Many bridges and elevated highways have leaded paint. Lead and cadmium was (and sometimes still) added to paint for durability. Nowadays other heavy metals are used for durability. This particular bridge was near the coast and had already been repainted sometime in the past. Repainting requires the removal of the existing paint by sandblasting.  Since the bridge was previously  repainted with a non-leaded paint, in theory, there should not be any airborne levels of lead, or cadmium. However, I always find airborne levels of lead. Why?

The possibilities are:

  • not all of the leaded paint was removed
  • recycled blasting agent has trace amounts of lead
  • and possibly there are still levels of lead in the new paint that is supposedly “non-lead”
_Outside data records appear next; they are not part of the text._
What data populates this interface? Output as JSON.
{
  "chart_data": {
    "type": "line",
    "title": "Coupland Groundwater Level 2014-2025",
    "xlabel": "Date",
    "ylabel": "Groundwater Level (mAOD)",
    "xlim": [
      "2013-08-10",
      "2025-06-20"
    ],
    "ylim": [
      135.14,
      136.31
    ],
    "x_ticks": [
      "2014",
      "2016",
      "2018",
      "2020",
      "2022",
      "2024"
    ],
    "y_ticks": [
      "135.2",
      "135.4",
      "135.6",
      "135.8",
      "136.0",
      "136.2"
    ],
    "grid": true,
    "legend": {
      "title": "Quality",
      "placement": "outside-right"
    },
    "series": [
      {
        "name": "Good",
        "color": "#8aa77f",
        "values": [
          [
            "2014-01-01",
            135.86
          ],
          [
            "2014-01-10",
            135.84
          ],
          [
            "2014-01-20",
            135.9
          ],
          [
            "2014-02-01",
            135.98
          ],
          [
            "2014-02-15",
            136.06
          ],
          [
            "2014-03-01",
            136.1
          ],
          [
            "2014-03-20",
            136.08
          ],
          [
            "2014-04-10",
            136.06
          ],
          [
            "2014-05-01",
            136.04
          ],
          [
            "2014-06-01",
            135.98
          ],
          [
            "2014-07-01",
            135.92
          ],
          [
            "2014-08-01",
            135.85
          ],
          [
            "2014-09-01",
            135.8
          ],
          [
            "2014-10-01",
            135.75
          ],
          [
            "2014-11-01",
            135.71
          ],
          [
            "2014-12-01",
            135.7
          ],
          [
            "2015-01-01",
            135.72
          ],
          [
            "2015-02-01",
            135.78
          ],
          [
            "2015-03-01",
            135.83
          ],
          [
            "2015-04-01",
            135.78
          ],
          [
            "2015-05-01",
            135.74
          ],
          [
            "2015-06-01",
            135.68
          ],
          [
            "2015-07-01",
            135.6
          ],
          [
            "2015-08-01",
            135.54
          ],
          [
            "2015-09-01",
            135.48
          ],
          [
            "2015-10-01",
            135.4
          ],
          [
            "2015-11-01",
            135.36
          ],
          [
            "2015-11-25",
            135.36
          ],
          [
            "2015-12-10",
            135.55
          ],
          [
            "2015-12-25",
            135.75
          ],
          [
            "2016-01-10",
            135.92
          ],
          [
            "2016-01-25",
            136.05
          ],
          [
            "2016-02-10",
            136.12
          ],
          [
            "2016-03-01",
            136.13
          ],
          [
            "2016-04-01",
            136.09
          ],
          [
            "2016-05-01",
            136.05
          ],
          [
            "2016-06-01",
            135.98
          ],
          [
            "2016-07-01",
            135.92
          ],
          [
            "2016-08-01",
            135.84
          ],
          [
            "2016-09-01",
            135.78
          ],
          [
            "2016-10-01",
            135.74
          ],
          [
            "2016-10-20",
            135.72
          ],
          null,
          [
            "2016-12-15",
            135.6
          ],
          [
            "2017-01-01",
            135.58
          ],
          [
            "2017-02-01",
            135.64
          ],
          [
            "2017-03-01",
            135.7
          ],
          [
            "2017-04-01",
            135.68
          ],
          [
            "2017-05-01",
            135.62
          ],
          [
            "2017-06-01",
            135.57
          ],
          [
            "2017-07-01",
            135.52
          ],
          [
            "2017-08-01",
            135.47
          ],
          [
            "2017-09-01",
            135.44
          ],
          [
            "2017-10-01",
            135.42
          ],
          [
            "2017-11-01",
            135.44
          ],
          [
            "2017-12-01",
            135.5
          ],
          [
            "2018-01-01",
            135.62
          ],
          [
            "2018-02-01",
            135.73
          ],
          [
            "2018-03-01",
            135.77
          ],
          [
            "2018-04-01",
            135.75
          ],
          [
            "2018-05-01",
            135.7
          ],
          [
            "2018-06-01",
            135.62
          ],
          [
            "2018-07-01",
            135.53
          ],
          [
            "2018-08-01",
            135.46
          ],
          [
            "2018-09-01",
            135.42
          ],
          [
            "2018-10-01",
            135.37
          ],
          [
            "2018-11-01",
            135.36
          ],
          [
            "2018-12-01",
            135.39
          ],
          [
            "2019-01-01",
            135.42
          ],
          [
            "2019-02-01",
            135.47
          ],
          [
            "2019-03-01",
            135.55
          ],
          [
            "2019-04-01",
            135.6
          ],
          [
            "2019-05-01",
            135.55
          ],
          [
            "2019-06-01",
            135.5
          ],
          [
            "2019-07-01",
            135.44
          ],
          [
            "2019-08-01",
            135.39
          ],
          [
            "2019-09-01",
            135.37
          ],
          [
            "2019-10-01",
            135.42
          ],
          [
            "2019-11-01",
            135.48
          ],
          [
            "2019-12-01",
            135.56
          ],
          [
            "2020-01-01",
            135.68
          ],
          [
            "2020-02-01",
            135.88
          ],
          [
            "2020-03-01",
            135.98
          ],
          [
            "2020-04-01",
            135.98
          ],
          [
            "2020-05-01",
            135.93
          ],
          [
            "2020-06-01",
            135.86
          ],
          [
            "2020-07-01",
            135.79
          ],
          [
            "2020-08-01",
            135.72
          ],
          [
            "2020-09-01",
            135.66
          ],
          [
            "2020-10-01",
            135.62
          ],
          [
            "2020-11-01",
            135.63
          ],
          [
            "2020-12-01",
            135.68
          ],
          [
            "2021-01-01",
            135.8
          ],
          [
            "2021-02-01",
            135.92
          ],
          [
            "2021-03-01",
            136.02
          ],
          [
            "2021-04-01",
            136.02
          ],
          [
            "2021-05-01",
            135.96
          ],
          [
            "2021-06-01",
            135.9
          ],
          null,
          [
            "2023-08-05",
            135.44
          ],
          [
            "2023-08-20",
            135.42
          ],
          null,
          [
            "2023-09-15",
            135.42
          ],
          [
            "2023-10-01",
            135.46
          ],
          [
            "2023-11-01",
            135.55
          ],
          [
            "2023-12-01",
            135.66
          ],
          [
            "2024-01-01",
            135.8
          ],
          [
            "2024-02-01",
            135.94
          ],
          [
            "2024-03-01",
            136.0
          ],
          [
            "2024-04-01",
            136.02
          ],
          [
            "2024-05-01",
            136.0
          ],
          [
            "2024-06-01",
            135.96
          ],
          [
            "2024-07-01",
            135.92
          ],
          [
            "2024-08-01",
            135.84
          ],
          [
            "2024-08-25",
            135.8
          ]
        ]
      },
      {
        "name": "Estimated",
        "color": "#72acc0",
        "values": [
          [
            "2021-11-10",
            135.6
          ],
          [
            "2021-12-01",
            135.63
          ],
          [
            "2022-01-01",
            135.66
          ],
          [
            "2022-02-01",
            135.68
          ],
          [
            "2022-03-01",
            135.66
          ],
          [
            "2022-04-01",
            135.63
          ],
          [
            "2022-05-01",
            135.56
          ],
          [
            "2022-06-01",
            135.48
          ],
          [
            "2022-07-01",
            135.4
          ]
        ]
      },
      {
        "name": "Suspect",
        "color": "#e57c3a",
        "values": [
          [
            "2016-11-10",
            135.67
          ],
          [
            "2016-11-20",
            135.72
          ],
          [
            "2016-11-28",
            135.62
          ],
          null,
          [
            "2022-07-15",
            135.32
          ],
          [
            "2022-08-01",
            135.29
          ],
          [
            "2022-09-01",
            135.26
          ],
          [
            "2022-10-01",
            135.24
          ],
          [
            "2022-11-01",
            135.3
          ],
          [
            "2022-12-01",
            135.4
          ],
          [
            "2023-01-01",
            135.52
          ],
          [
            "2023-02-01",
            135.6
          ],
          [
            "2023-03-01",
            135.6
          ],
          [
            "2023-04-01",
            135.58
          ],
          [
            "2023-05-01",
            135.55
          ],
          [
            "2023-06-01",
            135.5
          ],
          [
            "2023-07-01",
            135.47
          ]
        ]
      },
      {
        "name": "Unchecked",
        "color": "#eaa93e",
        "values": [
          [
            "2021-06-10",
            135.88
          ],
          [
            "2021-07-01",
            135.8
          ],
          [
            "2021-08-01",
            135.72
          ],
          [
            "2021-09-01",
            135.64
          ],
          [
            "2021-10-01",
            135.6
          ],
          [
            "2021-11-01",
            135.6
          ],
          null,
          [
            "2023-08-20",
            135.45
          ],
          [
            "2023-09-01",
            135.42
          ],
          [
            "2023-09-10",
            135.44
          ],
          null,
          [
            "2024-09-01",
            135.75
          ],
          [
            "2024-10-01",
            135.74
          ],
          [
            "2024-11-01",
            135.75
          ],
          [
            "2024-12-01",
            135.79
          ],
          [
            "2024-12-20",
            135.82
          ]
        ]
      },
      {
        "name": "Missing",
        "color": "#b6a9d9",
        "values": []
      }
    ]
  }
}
I always ask the laboratory to analyze my air sample for lead, and cadmium. Lead is usually the main contaminant, but occasionally I find cadmium. I will sometimes also have the lab check for zinc and chromium.  The sandblasters wear hooded powered air supply respirators, coveralls, and ear protection while blasting. Some other time I’ll talk about the noise from that activity (it’s LOUD!) and the fall protection issues they face.

Lead is a hazard in two forms: 1. airborne and 2. ingestion- from the transfer of contaminated hands/clothing to being eaten. Hygiene on a lead project is essential to preventing these exposures. A good safety practice, by which to verify that lead is not being transferred is to obtain wipe samples at random (or not-so-random) locations. Lunchrooms, shower/change areas, and pickup trucks are some of my favorite “random” locations.